Ничто так меня не прельстило в Петербурге, как театр, который увидел я первый раз в жизни; ибо в Киеве его не было, а в Москве меня туда еще не пускали. Несколько о том слов будут здесь не лишние. Русской труппы я тогда не видал или, лучше сказать, о ней и не слыхал, и название ни одного из актеров мне не было известно; знающих по-французски в сравнении с нынешним временем не было и десятой доли, и отличающимся знанием сего языка было бы стыдно, если б их увидели в русском театре: он был оставлен толпе приезжих помещиков, купцов и разночинцев. Тощий наш репертуар императрице казался неистощим; без скуки и утомления слушала она беспрестанно повторяемые перед ней трагедии Сумарокова и Княжнина; национальные оперы: «Мельник», «Сбитенщик», «Розана и Любим», «Добрый солдат», «Федул с детьми», «Иван Царевич» лет двадцать сряду имели ежегодно от двадцати до тридцати представлений. В это же время переведенные с итальянского оперы придворного капельмейстера Мартини «Редкая вещь» и «Дианино древо» начали знакомить нашу публику с хорошею музыкой, а комедии фон-Визина чистить вкус и нравы. Сему вкусу, однако же, угрожала порча от драматических произведений Коцебу, коими переводчики наводнили тогда наш театр.

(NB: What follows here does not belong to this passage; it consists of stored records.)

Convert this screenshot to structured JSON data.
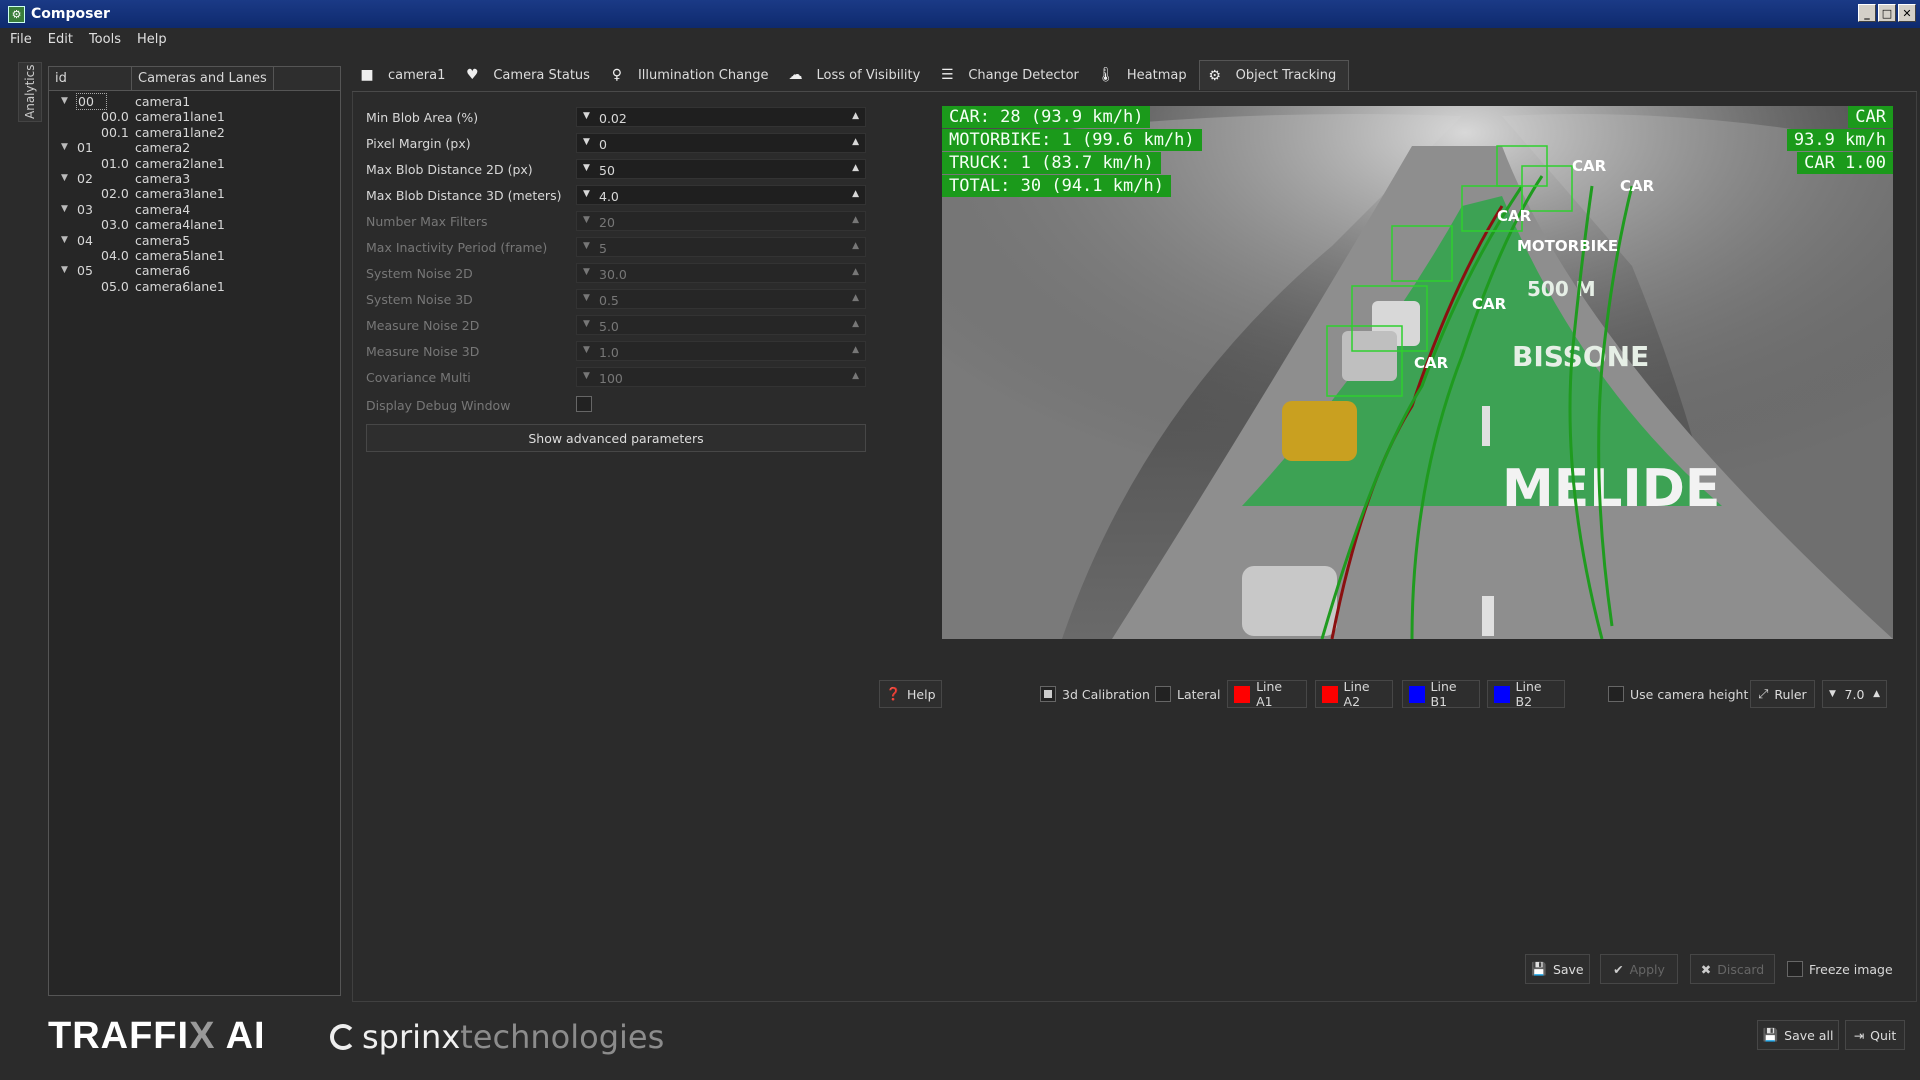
{
  "window": {
    "title": "Composer"
  },
  "menu": [
    "File",
    "Edit",
    "Tools",
    "Help"
  ],
  "side_tab": "Analytics",
  "tree": {
    "headers": [
      "id",
      "Cameras and Lanes"
    ],
    "rows": [
      {
        "id": "00",
        "name": "camera1",
        "kind": "camera"
      },
      {
        "id": "00.0",
        "name": "camera1lane1",
        "kind": "lane"
      },
      {
        "id": "00.1",
        "name": "camera1lane2",
        "kind": "lane"
      },
      {
        "id": "01",
        "name": "camera2",
        "kind": "camera"
      },
      {
        "id": "01.0",
        "name": "camera2lane1",
        "kind": "lane"
      },
      {
        "id": "02",
        "name": "camera3",
        "kind": "camera"
      },
      {
        "id": "02.0",
        "name": "camera3lane1",
        "kind": "lane"
      },
      {
        "id": "03",
        "name": "camera4",
        "kind": "camera"
      },
      {
        "id": "03.0",
        "name": "camera4lane1",
        "kind": "lane"
      },
      {
        "id": "04",
        "name": "camera5",
        "kind": "camera"
      },
      {
        "id": "04.0",
        "name": "camera5lane1",
        "kind": "lane"
      },
      {
        "id": "05",
        "name": "camera6",
        "kind": "camera"
      },
      {
        "id": "05.0",
        "name": "camera6lane1",
        "kind": "lane"
      }
    ]
  },
  "tabs": [
    {
      "label": "camera1",
      "icon": "video-camera-icon"
    },
    {
      "label": "Camera Status",
      "icon": "heartbeat-icon"
    },
    {
      "label": "Illumination Change",
      "icon": "lightbulb-icon"
    },
    {
      "label": "Loss of Visibility",
      "icon": "cloud-icon"
    },
    {
      "label": "Change Detector",
      "icon": "sliders-icon"
    },
    {
      "label": "Heatmap",
      "icon": "thermometer-icon"
    },
    {
      "label": "Object Tracking",
      "icon": "gears-icon",
      "active": true
    }
  ],
  "params": [
    {
      "label": "Min Blob Area  (%)",
      "value": "0.02",
      "enabled": true
    },
    {
      "label": "Pixel Margin  (px)",
      "value": "0",
      "enabled": true
    },
    {
      "label": "Max Blob Distance 2D  (px)",
      "value": "50",
      "enabled": true
    },
    {
      "label": "Max Blob Distance 3D  (meters)",
      "value": "4.0",
      "enabled": true
    },
    {
      "label": "Number Max Filters",
      "value": "20",
      "enabled": false
    },
    {
      "label": "Max Inactivity Period  (frame)",
      "value": "5",
      "enabled": false
    },
    {
      "label": "System Noise 2D",
      "value": "30.0",
      "enabled": false
    },
    {
      "label": "System Noise 3D",
      "value": "0.5",
      "enabled": false
    },
    {
      "label": "Measure Noise 2D",
      "value": "5.0",
      "enabled": false
    },
    {
      "label": "Measure Noise 3D",
      "value": "1.0",
      "enabled": false
    },
    {
      "label": "Covariance Multi",
      "value": "100",
      "enabled": false
    }
  ],
  "debug": {
    "label": "Display Debug Window",
    "checked": false
  },
  "advanced_button": "Show advanced parameters",
  "overlay": {
    "stats": [
      "CAR: 28 (93.9 km/h)",
      "MOTORBIKE: 1 (99.6 km/h)",
      "TRUCK: 1 (83.7 km/h)",
      "TOTAL: 30 (94.1 km/h)"
    ],
    "last": [
      "CAR",
      "93.9 km/h",
      "CAR 1.00"
    ],
    "object_labels": [
      "CAR",
      "CAR",
      "CAR",
      "MOTORBIKE",
      "CAR",
      "CAR"
    ],
    "road_text": [
      "500 M",
      "BISSONE",
      "MELIDE"
    ],
    "box_color": "#2fd02f"
  },
  "controls": {
    "help": "Help",
    "calibration": {
      "label": "3d Calibration",
      "checked": true
    },
    "lateral": {
      "label": "Lateral",
      "checked": false
    },
    "lines": [
      {
        "label": "Line A1",
        "color": "#ff0000"
      },
      {
        "label": "Line A2",
        "color": "#ff0000"
      },
      {
        "label": "Line B1",
        "color": "#0000ff"
      },
      {
        "label": "Line B2",
        "color": "#0000ff"
      }
    ],
    "use_camera_height": {
      "label": "Use camera height",
      "checked": false
    },
    "ruler": "Ruler",
    "ruler_value": "7.0"
  },
  "actions": {
    "save": "Save",
    "apply": "Apply",
    "discard": "Discard",
    "freeze": {
      "label": "Freeze image",
      "checked": false
    },
    "save_all": "Save all",
    "quit": "Quit"
  },
  "footer": {
    "brand_pre": "TRAFFI",
    "brand_x": "X",
    "brand_post": " AI",
    "sprinx": "sprinx",
    "technologies": "technologies"
  }
}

Когда брат бывал мною доволен, что случалось весьма редко, то брал с собою во французский театр. Так как кресел было тогда не более двух рядов, то обыкновенно все ходили в партер, куда за вход платили только по одному рублю. Всего удалось мне видеть спектакль три раза, и, следственно, награды мне за хорошее поведение стоили не более трех рублей медью. В первый раз играли комедию «Le Vieux Celibataire» [«Старый холостяк»], как бы в предзнаменование моей будущей судьбы. Я не в состоянии был судить об искусстве, и потому-то, вероятно, чудесная игра г-жи Вальвиль не могла примирить меня с ее безобразием; старый Офрен играл старого холостяка, и для этой роли мне показался слишком стар; он был знаменитый трагический актер: комедия была не его дело. Несмотря на все это, я не дышал во время представления, боялся проронить слово; новое удовольствие, которое ощутил я тогда, было столь сильно, что в этот вечер дал я себе слово не пропускать спектакля, коль скоро позволено мне будет располагать собою и своим карманом. <...>
С самого основания своего Петербург, главное звено, пристегнувшее Россию к Европе, представлял вавилонское столпотворение, являл в себе ужасное смешение языков, обычаев и нарядов. Но могущество народа, коего послушным усилиям был он обязан своим вынужденным, почти противоестественным существованием, более всего в нем выказывалось: русский дух не переставал в нем преобладать. В наружной архитектуре домов своих, как и во внутреннем их украшении, богатые и знатные люди старались подражать отелям Сен-Жерменского предместья; но все это было гораздо в большем размере, как сама Россия. Заморские вина подавались за столом, но в небольшом еще количестве и для отборных лишь гостей, а наливки, мед и квас обременяли еще сии столы. Французские блюда почитались как бы необходимым церемониалом званых обедов, а русские кушанья, пироги, студни, ботвиньи, оставались привычною, любимою пищей. По примеру Москвы, в известные храмовые праздники лучшее общество не гнушалось еще, в длинных рядах экипажей, являться на так называемых гуляньях; оживляемое каким-то сочувствием, оно с чрезвычайным удовольствием смотрело на народные увеселения. В образе жизни самих царедворцев и вельмож, а тем паче чиновников и купечества, даже в Петербурге, все еще отзывалось русскою стариной. При Петре Великом Европа начала учить нас, при Анне Иоанновне она нас мучила; но царствование Александра есть эпоха совершенного нашего ей покорения. Двадцатипятилетние постоянные его старания, если не по всей России, то по крайней мере в Петербурге, загнали чувство народности в последний, самый низший класс.
Я не хвалю и не порицаю, а только рассказываю. Начало решительного перехода от прежней русской жизни к европеанизму было для меня чрезвычайно полезно. Все еще гнушались площадной, уличной, трактирной жизнью; особенно молодым людям благороднорожденным и воспитанным она ставилась в преступление. Обедать за свои деньги в ресторациях едва ли не почиталось развратом; а обедать даром у дядюшек, у тетушек, даже у приятелей родительских или их коротко знакомых было обязанностью.